1/2 cup chickpea flour
2 pellets of frozen spinach
1/4 inch-thick slice of red onion (disc shaped), diced
1/4 tsp garlic powder
1/4 tsp cumin
1/4 tsp sweet paprika
1/4 tsp chili powder
Scant 1/4 tsp ground rock salt
Pinch of ground black pepper (less than 1/4 tsp)
1/2 cup water
1 tbsp olive oil

Instructions~

1. Saute the spinach pellets in a bit of water on the stove until thawed and water has evaporated. Set aside.
2. Combine the chickpea flour, spices, salt, and pepper in a bowl. Add the spinach, onion, and 1/2 cup of water. Stir until there are no chunks of chickpea flour and the batter is noticeably thinner than regular pancake batter. It should be pourable. Add more water by the tbsp if it’s too thick/clumpy!
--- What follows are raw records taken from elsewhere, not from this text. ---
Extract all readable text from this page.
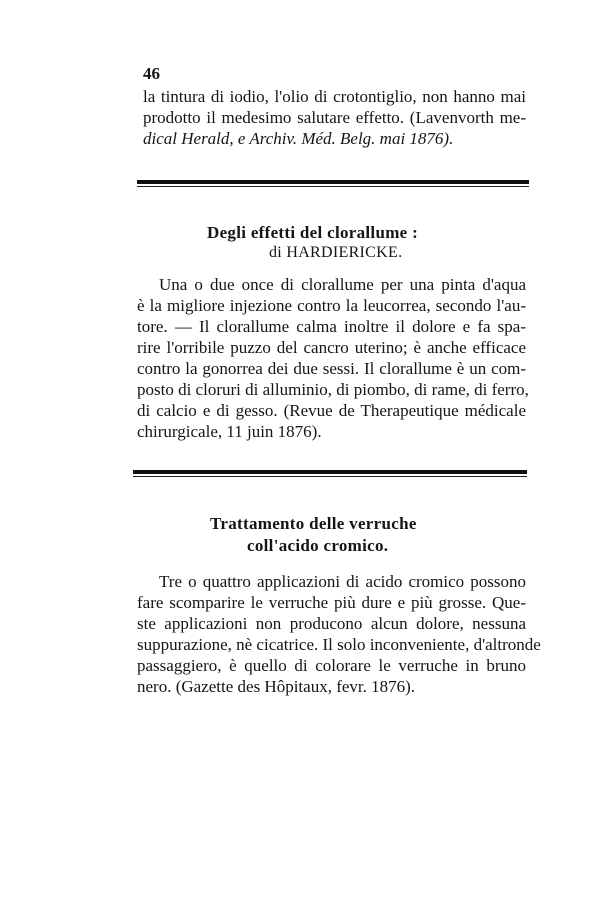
46

la tintura di iodio, l'olio di crotontiglio, non hanno mai
prodotto il medesimo salutare effetto. (Lavenvorth me-
dical Herald, e Archiv. Méd. Belg. mai 1876).

Degli effetti del clorallume :
di HARDIERICKE.

Una o due once di clorallume per una pinta d'aqua
è la migliore injezione contro la leucorrea, secondo l'au-
tore. — Il clorallume calma inoltre il dolore e fa spa-
rire l'orribile puzzo del cancro uterino; è anche efficace
contro la gonorrea dei due sessi. Il clorallume è un com-
posto di cloruri di alluminio, di piombo, di rame, di ferro,
di calcio e di gesso. (Revue de Therapeutique médicale
chirurgicale, 11 juin 1876).

Trattamento delle verruche
coll'acido cromico.

Tre o quattro applicazioni di acido cromico possono
fare scomparire le verruche più dure e più grosse. Que-
ste applicazioni non producono alcun dolore, nessuna
suppurazione, nè cicatrice. Il solo inconveniente, d'altronde
passaggiero, è quello di colorare le verruche in bruno
nero. (Gazette des Hôpitaux, fevr. 1876).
3. Heat up oil in a medium-large pan and, once hot, pour all of the batter into the center of the pan (or reserve some batter if you are making several smaller pancakes). The batter should spread out on it’s own, creating a pancake that’s fairly even in thickness. Gently nudge the spinach around if it’s too concentrated in one area. I cooked the first side for about 6-7 minutes on lower-medium heat, flipping it after my spatula could easily slide under it. If you have to force your spatula under and it appears too wet/breakable, give it another couple of minutes! Cook on the other side for another 5-7 minutes, before turning up the heat and cooking each side until slightly browned and crispy (another minute or two on medium-high heat).
4. I recommend hot sauce, bean salad, raw spinach, and hummus as toppings, but you do you.